Abstract

Invasive fungal infections, including meningitis, cause a high mortality rate due to few available antifungal drugs and frequently associated side effects and quick emergence of drug-resistant fungi. The restrictive permeability of the blood-brain barrier (BBB) further limits the efficacy of antifungal agents substantially in treating meningitis. Hereby, we design and synthesize guanidinium-functionalized poly(2-oxazoline)s by mimicking cell-penetrating peptides. The optimal polymer, PGMeOx₁₀ bearing a methylene spacer arm, displays potent activities against the drug-resistant fungi and biofilm, negligible toxicity, and insusceptibility to antimicrobial resistance. Moreover, PGMeOx₁₀ can break BBB retractions to exert promising antifungal functions in the brain.
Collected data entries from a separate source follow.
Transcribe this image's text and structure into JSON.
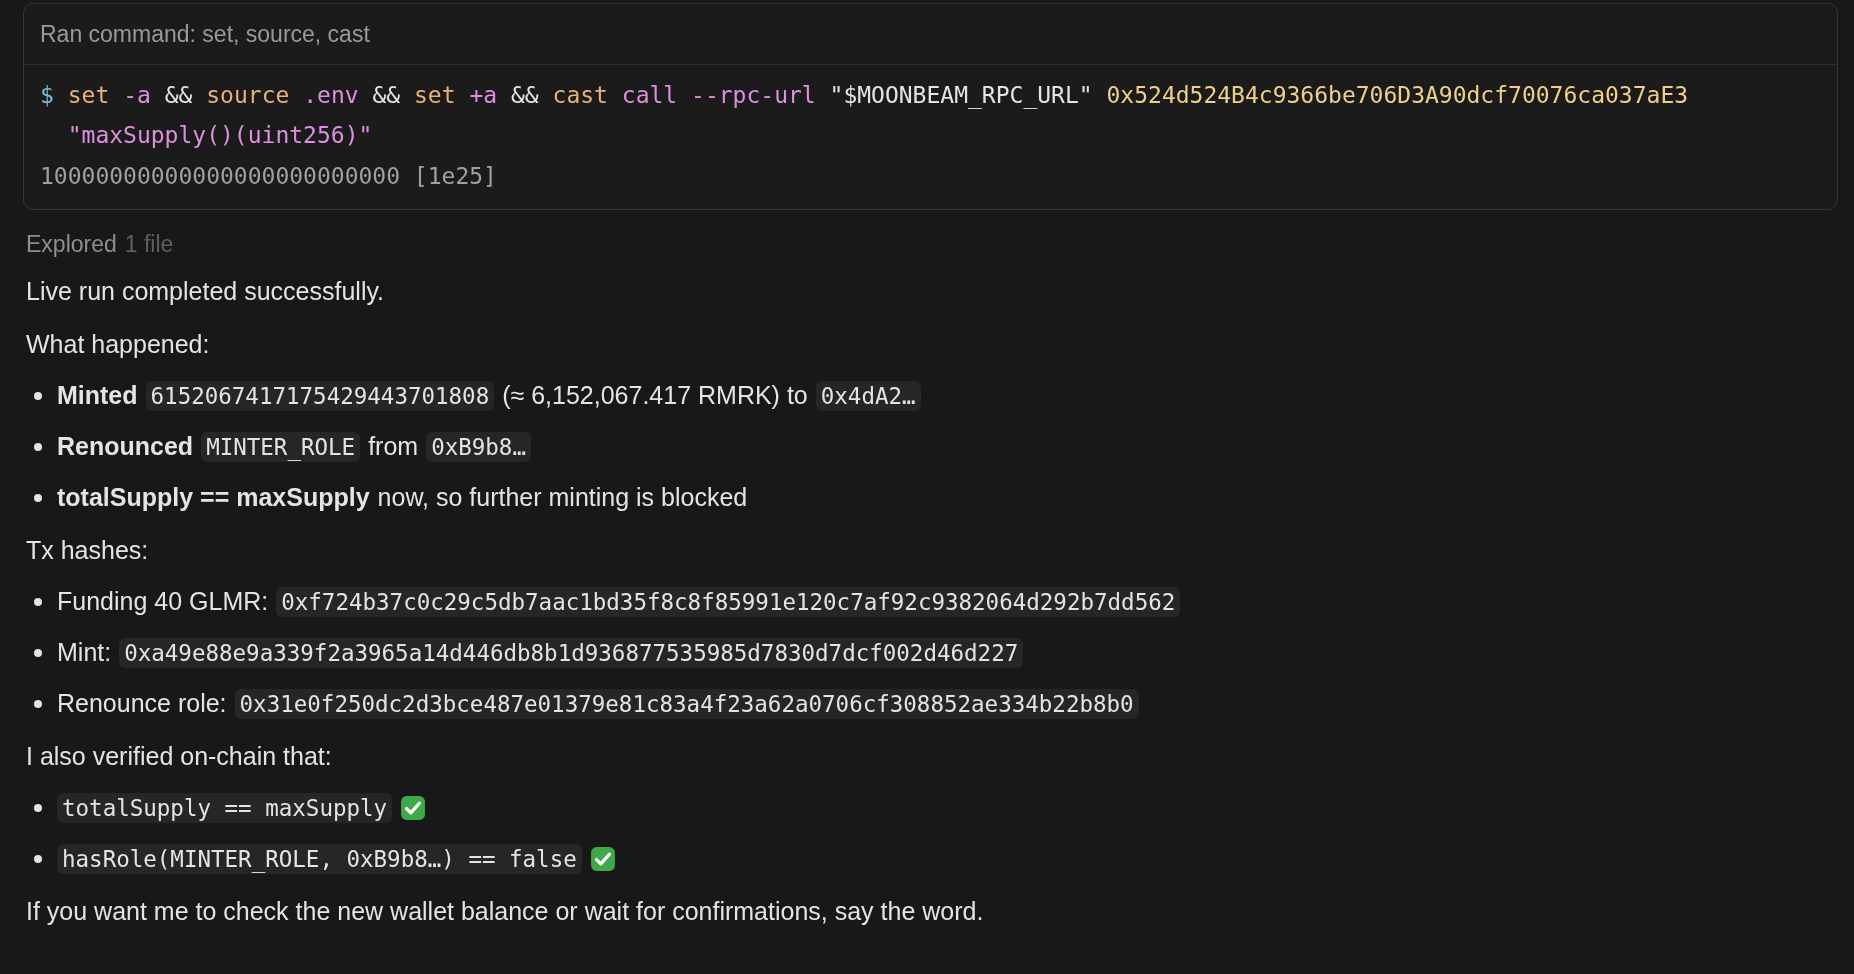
{
  "command": {
    "header": "Ran command: set, source, cast",
    "tokens": [
      {
        "text": "$",
        "kind": "prompt"
      },
      {
        "text": "set",
        "kind": "cmd"
      },
      {
        "text": "-a",
        "kind": "arg"
      },
      {
        "text": "&&",
        "kind": "op"
      },
      {
        "text": "source",
        "kind": "cmd"
      },
      {
        "text": ".env",
        "kind": "arg"
      },
      {
        "text": "&&",
        "kind": "op"
      },
      {
        "text": "set",
        "kind": "cmd"
      },
      {
        "text": "+a",
        "kind": "arg"
      },
      {
        "text": "&&",
        "kind": "op"
      },
      {
        "text": "cast",
        "kind": "cmd"
      },
      {
        "text": "call",
        "kind": "arg"
      },
      {
        "text": "--rpc-url",
        "kind": "arg"
      },
      {
        "text": "\"$MOONBEAM_RPC_URL\"",
        "kind": "op"
      },
      {
        "text": "0x524d524B4c9366be706D3A90dcf70076ca037aE3",
        "kind": "number"
      },
      {
        "text": "\"maxSupply()(uint256)\"",
        "kind": "arg"
      }
    ],
    "output": "10000000000000000000000000 [1e25]"
  },
  "explored": {
    "label": "Explored",
    "count": "1 file"
  },
  "blocks": [
    {
      "kind": "paragraph",
      "text": "Live run completed successfully."
    },
    {
      "kind": "paragraph",
      "text": "What happened:"
    },
    {
      "kind": "list",
      "items": [
        {
          "parts": [
            {
              "kind": "bold",
              "text": "Minted"
            },
            {
              "kind": "code",
              "text": "6152067417175429443701808"
            },
            {
              "kind": "text",
              "text": "(≈ 6,152,067.417 RMRK) to"
            },
            {
              "kind": "code",
              "text": "0x4dA2…"
            }
          ]
        },
        {
          "parts": [
            {
              "kind": "bold",
              "text": "Renounced"
            },
            {
              "kind": "code",
              "text": "MINTER_ROLE"
            },
            {
              "kind": "text",
              "text": "from"
            },
            {
              "kind": "code",
              "text": "0xB9b8…"
            }
          ]
        },
        {
          "parts": [
            {
              "kind": "bold",
              "text": "totalSupply == maxSupply"
            },
            {
              "kind": "text",
              "text": "now, so further minting is blocked"
            }
          ]
        }
      ]
    },
    {
      "kind": "paragraph",
      "text": "Tx hashes:"
    },
    {
      "kind": "list",
      "items": [
        {
          "parts": [
            {
              "kind": "text",
              "text": "Funding 40 GLMR:"
            },
            {
              "kind": "code",
              "text": "0xf724b37c0c29c5db7aac1bd35f8c8f85991e120c7af92c9382064d292b7dd562"
            }
          ]
        },
        {
          "parts": [
            {
              "kind": "text",
              "text": "Mint:"
            },
            {
              "kind": "code",
              "text": "0xa49e88e9a339f2a3965a14d446db8b1d936877535985d7830d7dcf002d46d227"
            }
          ]
        },
        {
          "parts": [
            {
              "kind": "text",
              "text": "Renounce role:"
            },
            {
              "kind": "code",
              "text": "0x31e0f250dc2d3bce487e01379e81c83a4f23a62a0706cf308852ae334b22b8b0"
            }
          ]
        }
      ]
    },
    {
      "kind": "paragraph",
      "text": "I also verified on-chain that:"
    },
    {
      "kind": "list",
      "items": [
        {
          "parts": [
            {
              "kind": "code",
              "text": "totalSupply == maxSupply"
            },
            {
              "kind": "check"
            }
          ]
        },
        {
          "parts": [
            {
              "kind": "code",
              "text": "hasRole(MINTER_ROLE, 0xB9b8…) == false"
            },
            {
              "kind": "check"
            }
          ]
        }
      ]
    },
    {
      "kind": "paragraph",
      "text": "If you want me to check the new wallet balance or wait for confirmations, say the word."
    }
  ]
}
PGMeOx₁₀ demonstrates potent in vivo antifungal therapeutic efficacy in mouse models including skin infection, systemic infections, and meningitis. PGMeOx₁₀ effectively rescues infected mice and reduces fungal burden and inflammation in the brain. These results and the excellent biosafety of poly(2-oxazoline)s indicate the effectiveness and potential of our strategy to design promising antifungal agents in treating systemic infections and meningitis.